2) Increased authority for Federal Joint Committee to impose data collection requirements and price reductions if registry data do not support added value.
In the current situation, OD-specific privileges apply to a turnover limit of EUR 50 million annually. If this limit is exceeded, the Federal Joint Committee conducts a completely new additional benefit assessment procedure (ODs were previously exempt from this).
Since a considerable part of the OD’s can (almost) exclusively be used in hospitals, the draft bill’s suggestion to include sales outside the statutory health insurance physicians care (i.e. hospital sales) comprises a significant change of the calculation basis.

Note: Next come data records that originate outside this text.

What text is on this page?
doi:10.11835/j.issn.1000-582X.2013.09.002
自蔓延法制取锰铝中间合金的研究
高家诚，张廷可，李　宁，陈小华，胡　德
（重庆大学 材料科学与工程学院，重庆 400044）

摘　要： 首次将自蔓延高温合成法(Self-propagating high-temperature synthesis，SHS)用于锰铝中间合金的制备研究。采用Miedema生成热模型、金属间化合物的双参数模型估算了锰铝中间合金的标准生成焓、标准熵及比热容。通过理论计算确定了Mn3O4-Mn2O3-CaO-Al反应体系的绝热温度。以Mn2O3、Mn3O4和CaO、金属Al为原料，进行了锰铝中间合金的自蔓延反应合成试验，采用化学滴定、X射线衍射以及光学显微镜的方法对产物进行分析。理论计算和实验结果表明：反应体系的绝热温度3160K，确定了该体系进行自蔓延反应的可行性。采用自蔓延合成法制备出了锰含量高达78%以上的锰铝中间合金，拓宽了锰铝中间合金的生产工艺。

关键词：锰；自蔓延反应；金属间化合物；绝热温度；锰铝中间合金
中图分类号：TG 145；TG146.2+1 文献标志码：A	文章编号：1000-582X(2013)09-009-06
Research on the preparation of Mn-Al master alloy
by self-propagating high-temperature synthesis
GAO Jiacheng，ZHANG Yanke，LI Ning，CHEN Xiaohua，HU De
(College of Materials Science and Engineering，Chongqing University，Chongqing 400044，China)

With regard to data collection (registries), criticism among different health systems stakeholders has been voiced that the requirements for these registries and the data collection is intended to be defined on national instead of at least European level. Especially, since the draft bill’s suggestion is to agree deductions from the reimbursement amount if the Federal Joint Committee does not see any quantifiable additional benefit on the basis of the data collected additionally. Considering the low patient numbers in individual rare diseases, globally recruiting registries could increase the chance to retrieve statistically meaningful outcomes to quantify the additional benefit of orphan drugs and reduce administrative efforts for setting up several small-sized registries in parallel.